Родственна этим умозрениям метафизическая доктрина, сообщаемая Плутархом (de Ei delphico 9, p. 388 Ε sqq.) и отличающаяся более резко выраженным пантеистическим монизмом. «Мудрые втайне разумеют под Аполлоном или Фебом — все как единый огонь. Превращение же (единой огненной субстанции) в духов и воду, и земдю, и звезды, и роды растений, и животных, и распределение (ее) на отдельные части мирового состава рассматривают они как страсти (pathema) и некий разрыв (diamelismos) бога, именуя его в этом аспекте Дионисом Загреем и Никтелием и Исодетом, и уча об умираниях его и о возрождениях». Итак, мир in statu individuationis есть Дионис, в состоянии же расплавленного единства — Аполлон. Мировая жизнь состоит в периодической смене этих обоих состояний. В этом рассуждении, проникнутом элементами орфизма как метафизического направления, но не его религиозным духом и пафосом, и наиболее любопытном в качестве опыта религиозно-психологической характеристики, поскольку оно касается дифирамбического восторга, — нет речи о судьбе душ. Но в другом из своих многочисленных философских сочинений Плутарх находит возможным утешать свою жену в потере дочери открываемой в Дионисовых мистериях тайной личного бессмертия и пакирождения. Во всяком случае, и из вышеуказанного рассуждения явствует, что, по воззрению орфиков, расчленению страдающего бога, составляющему духовный принцип мира возникновений и уничтожений, положен предел: аполлонийское начало спасает его и восстанавливает вселенское единство.

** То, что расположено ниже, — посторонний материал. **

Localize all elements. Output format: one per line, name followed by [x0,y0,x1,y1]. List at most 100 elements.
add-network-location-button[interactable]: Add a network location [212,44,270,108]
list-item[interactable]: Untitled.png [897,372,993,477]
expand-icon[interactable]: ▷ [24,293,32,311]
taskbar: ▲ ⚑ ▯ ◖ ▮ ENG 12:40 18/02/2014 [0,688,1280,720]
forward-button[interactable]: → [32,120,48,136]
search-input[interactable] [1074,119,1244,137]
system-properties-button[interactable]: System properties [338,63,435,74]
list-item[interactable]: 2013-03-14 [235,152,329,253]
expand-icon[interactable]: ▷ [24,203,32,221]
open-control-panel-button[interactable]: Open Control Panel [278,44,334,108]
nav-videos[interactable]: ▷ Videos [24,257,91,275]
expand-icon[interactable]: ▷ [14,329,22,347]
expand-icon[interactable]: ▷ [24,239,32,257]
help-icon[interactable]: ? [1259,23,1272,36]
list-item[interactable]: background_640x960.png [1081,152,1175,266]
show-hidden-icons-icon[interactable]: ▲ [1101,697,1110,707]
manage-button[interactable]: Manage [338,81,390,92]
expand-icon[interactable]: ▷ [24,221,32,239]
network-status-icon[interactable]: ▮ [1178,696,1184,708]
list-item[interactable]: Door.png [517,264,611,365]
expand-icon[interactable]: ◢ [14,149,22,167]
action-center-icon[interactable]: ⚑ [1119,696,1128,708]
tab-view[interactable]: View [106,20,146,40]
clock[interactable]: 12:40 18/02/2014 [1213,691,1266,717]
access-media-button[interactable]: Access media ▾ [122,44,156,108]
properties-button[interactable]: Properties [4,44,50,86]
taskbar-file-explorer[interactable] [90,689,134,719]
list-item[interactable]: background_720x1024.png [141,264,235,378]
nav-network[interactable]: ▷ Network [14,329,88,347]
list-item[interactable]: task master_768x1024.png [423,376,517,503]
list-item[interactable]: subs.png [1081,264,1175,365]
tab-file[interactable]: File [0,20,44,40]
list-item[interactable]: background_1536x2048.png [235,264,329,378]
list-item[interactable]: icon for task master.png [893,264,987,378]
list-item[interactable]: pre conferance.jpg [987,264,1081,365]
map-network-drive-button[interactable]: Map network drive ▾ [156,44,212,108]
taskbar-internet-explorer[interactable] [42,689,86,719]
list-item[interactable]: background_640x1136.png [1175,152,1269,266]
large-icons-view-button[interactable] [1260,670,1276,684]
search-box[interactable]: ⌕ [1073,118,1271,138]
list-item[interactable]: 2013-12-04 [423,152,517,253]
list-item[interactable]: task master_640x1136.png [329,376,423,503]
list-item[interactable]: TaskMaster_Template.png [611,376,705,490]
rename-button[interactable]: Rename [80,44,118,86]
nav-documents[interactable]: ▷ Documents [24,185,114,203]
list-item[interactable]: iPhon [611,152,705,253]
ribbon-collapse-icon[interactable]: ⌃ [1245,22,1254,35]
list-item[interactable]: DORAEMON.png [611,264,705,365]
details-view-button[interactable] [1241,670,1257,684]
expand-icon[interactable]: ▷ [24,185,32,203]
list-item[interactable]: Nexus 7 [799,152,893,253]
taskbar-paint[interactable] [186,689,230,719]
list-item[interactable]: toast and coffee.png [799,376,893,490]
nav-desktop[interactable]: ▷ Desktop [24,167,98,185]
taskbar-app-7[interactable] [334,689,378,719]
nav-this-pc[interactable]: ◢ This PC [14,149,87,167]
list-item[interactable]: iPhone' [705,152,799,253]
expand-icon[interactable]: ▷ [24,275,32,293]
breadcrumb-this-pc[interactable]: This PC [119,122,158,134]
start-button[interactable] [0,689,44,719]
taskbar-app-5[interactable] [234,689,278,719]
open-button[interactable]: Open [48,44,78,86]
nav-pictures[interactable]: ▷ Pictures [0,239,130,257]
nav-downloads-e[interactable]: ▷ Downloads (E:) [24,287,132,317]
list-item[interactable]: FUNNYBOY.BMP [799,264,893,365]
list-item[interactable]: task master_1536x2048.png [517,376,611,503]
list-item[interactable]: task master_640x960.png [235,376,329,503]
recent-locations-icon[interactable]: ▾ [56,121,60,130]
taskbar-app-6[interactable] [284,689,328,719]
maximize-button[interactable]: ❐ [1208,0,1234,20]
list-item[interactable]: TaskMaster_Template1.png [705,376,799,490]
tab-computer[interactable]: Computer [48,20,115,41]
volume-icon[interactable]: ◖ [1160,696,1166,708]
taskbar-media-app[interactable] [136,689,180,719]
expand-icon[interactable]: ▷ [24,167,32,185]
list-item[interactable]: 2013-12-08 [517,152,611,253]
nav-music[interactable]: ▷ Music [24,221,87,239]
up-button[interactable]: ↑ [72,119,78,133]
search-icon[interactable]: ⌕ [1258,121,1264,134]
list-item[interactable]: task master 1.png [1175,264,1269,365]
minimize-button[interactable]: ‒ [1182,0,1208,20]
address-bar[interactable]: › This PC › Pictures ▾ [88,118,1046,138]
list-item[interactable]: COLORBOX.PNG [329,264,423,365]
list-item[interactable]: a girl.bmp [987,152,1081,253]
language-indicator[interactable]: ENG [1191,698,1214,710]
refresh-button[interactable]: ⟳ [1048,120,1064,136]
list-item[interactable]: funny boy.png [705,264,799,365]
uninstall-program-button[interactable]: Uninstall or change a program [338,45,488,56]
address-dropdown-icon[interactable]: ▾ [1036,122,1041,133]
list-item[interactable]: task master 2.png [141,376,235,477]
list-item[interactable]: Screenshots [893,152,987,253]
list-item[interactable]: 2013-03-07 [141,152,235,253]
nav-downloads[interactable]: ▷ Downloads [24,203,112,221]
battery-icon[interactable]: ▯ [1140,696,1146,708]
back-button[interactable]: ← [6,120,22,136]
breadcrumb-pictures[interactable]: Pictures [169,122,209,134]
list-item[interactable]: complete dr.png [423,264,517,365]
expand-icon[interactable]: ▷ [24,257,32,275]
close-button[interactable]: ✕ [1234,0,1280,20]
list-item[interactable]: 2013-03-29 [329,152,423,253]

Дионис, по неоплатоникам, — «бог разделенного мироздания» (meristes demiurgias), как виновник изначальной индивидуации; но он не имеет ничего общего с инстинктом самосохранения замкнутой в себе индивидуальной формы бытия, по отношению к которой является, напротив, внутренним стимулом саморасточения, как воссоединения с целым через переход в другие формы. Индивидуальность противится этому внутреннему зову Диониса в ней; тогда Дионис разоблачается как смерть. Предел саморасточения — смерть обособившейся формы воплощения; пребывание души в обители ушедших — отдых Диониса в ней от жертвенной страды разрыва и разлуки, очищение (achranton), воссоединение (henosis); возобновление страстного подвига — возврат в жизнь, возрождение, «палингенесия». Дионис, бог смерти, есть вместе и бог возрождения (tes palingenesias ho theos). — Такова поздняя диалектика древнего культа: религиозное мышление народа имманентно его культу, его мысль — в действии [508]. Первыми начали мыслить за народ орфики, и народ узнавал в их учении свою веру, хотя и чуждался, уже с V века, их мистически-обрядовой практики.
507
Procl. in Alelb. p. 83 Orph. teletai, 193, p. 229, Abeclass="underline" Orpheus ephistesi toi basilei Dionysöi ten monada ten apolloniaken. apotrepusan auton tes eis to titanikon plethos proodu kai tes exanastaseos tu basileiu thronu kai phrurusan auton achranton en tei henosei. Срв. Lobeck, Agl. p. 553. Там же приведены и другие изречения неоплатоников о Дионисе.
508
Срв. Harrison, Prolegomena to the study of greek religion, Cambr. 1903: «what a people does — must always be one clue — to what it thinks».